Wer steckt dahinter ?
Sind das überhaupt “Gelbwesten”-Listen ?
Wer hat die nominiert und legitimiert ?
Ich weiß es nicht. Würd’s aber gern wissen…
ebo
5. Mai 2019 @ 13:53
Eine gute Übersicht steht hier, leider nur auf Französisch: https://www.franceinter.fr/politique/ou-sont-les-gilets-jaunes-sur-les-listes-pour-les-elections-europeennes
Summerhill
6. Mai 2019 @ 08:26
Danke !
Dafür bin ich leider zu blöd.
Latein musst’ ich lernen damals. Das würde aber heute auch nicht helfen.
Gallia est omnis divisa in partes tres…
Holly01
5. Mai 2019 @ 10:44
Bei der “heute show” war ein kurzes Video von einer Manfred Weber Rede.
Er so sinngemäß:
“Von denen die hier im Saal sitzen werden 40% an Krebs erkranken und 20% werden an diesem Krebs sterben”
Totenstille im Saal …
Also wenn die CSU da keinen großen Redner ausgepackt hat, der sein Publikum begeistern kann, dann weiß ich auch nicht.
Gegen den ist Oettinger ein großer Redner …
Es ist unglaublich wer sich in der Politik so durchsetzt.
Leute die von sich selbst behaupten mit 16 ein riesen “FJS” Poster über dem Bett gehabt zu haben.
Oder die als Jugendliche schon bei den Parteien Mitläufer waren und nie etwas anders gesehen haben, als Hintern zum rein kriechen.
Vorsitzende deren ganze Qualifikation aus Bankrotten besteht. Ein professionelles Stehaufmännchen.
Krass. Kaum zu glauben.
vlg
Peter Nemschak
5. Mai 2019 @ 10:19
Nicht mehr weiter so, aber weiter wie? Die Antwort auf diese Frage bleiben einem die neuen Parteien schuldig. Dass Wahlplakate sowohl national wie auf EU-Ebene mit Banalitäten gespickt sind, ist nicht neu. Was die Bürger, vor allem die Autofahrer ärgert, dass viele Wahlplakate die Sicht im Straßenverkehr behindern.
Claus
5. Mai 2019 @ 09:36
Der ganze zur EU-Wahl ausgetragene politische Wettstreit, wenn überhaupt als solcher wahrnehmbar, lässt sich reduzieren auf eine „Weiter so“ versus „Nicht mehr weiter so“. Schaut sich der politisch interessierte Bürger die Wahlplakat-„Offensiven“ der (ehemaligen) Volksparteien an, lassen ihn diese in der Banalität ihrer Aussagen fassungslos zurück, wenn nicht gar verärgert, weil er sie mit seinen Steuergeldern auch noch bezahlen muss. Ein ihn bewegendes „Takeaway“ (wie es im Marketing heißt) findet er bei den etablierten Parteien nicht.

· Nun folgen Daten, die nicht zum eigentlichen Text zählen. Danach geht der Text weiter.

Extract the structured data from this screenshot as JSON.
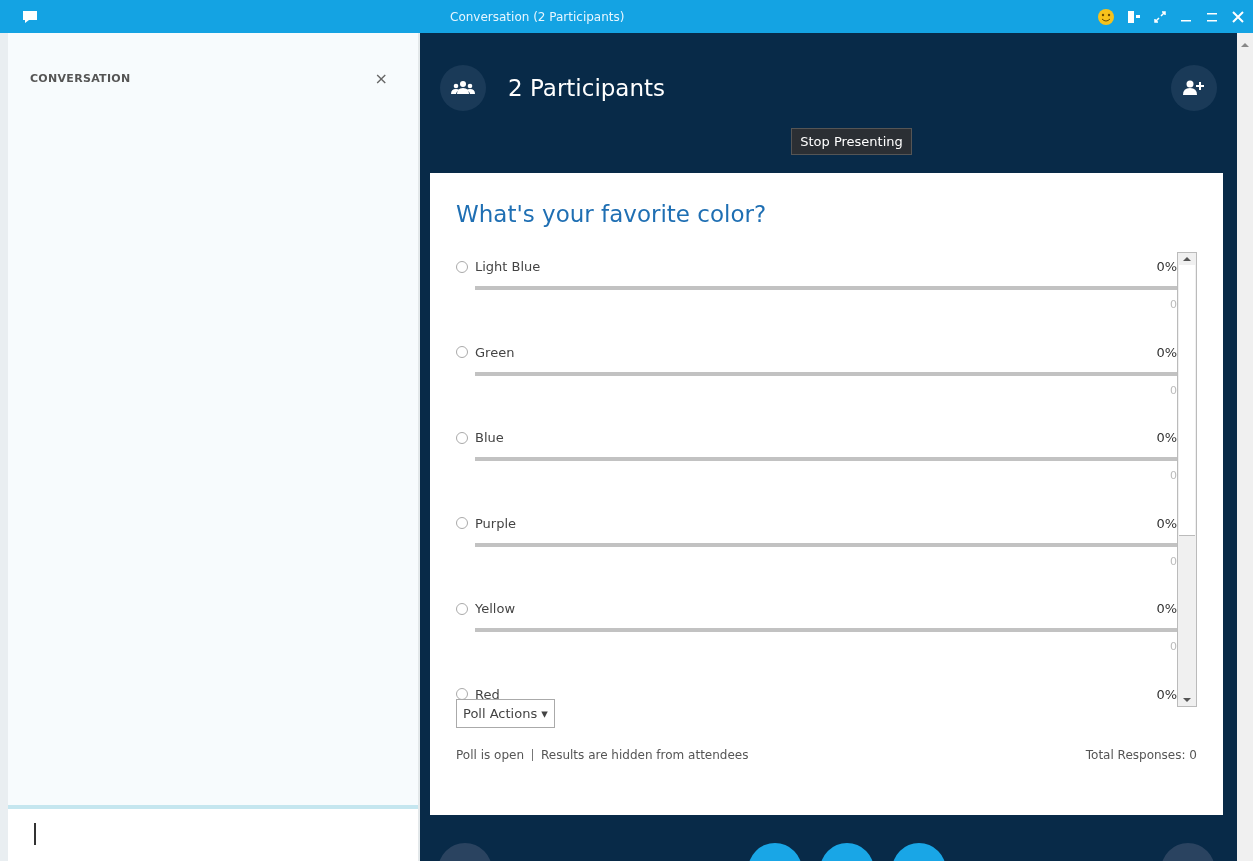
{
  "window": {
    "title": "Conversation (2 Participants)"
  },
  "sidebar": {
    "title": "CONVERSATION",
    "close": "×"
  },
  "header": {
    "title": "2 Participants",
    "tooltip": "Stop Presenting"
  },
  "poll": {
    "question": "What's your favorite color?",
    "options": [
      {
        "label": "Light Blue",
        "percent": "0%",
        "count": "0",
        "level": 0,
        "selected": false
      },
      {
        "label": "Green",
        "percent": "0%",
        "count": "0",
        "level": 0,
        "selected": false
      },
      {
        "label": "Blue",
        "percent": "0%",
        "count": "0",
        "level": 0,
        "selected": false
      },
      {
        "label": "Purple",
        "percent": "0%",
        "count": "0",
        "level": 0,
        "selected": false
      },
      {
        "label": "Yellow",
        "percent": "0%",
        "count": "0",
        "level": 0,
        "selected": false
      },
      {
        "label": "Red",
        "percent": "0%",
        "selected": false
      }
    ],
    "actions": "Poll Actions ▾",
    "status": "Poll is open",
    "results_note": "Results are hidden from attendees",
    "total": "Total Responses: 0"
  }
}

Das ganze Wahltheater mag für EVP & Co. vor 30 Jahren noch gerade so funktioniert haben, mit zunehmenden Informations- und Vernetzungsmöglichkeiten aber nicht mehr. Daher der Drang der Politik zur Meinungs- und Diskurs-Kontrolle oder auch einer europäischen „Demokratiepolizei“, wie sie jüngst in einem Gesetzentwurf der FDP (dort genannt „Schutz der liberalen Demokratie in Europa“) gefordert wurde.
Und: Die meisten Leute fragen sich doch: „Wer ist eigentlich Weber?“
Margret Osterfeld
5. Mai 2019 @ 12:26
Nachdem ich den Sonntagvormittag nach dem neusten literarisch-linguistischen Fehlgriff von Sigmar Gabriel (im Handelsblatt) i. R. d. Kühnert-Debatte auf derentsprechenden Kommentarseite von ZEIT-online verbracht habe, muss Ihnen, lieber Claus, hier einfach recht geben.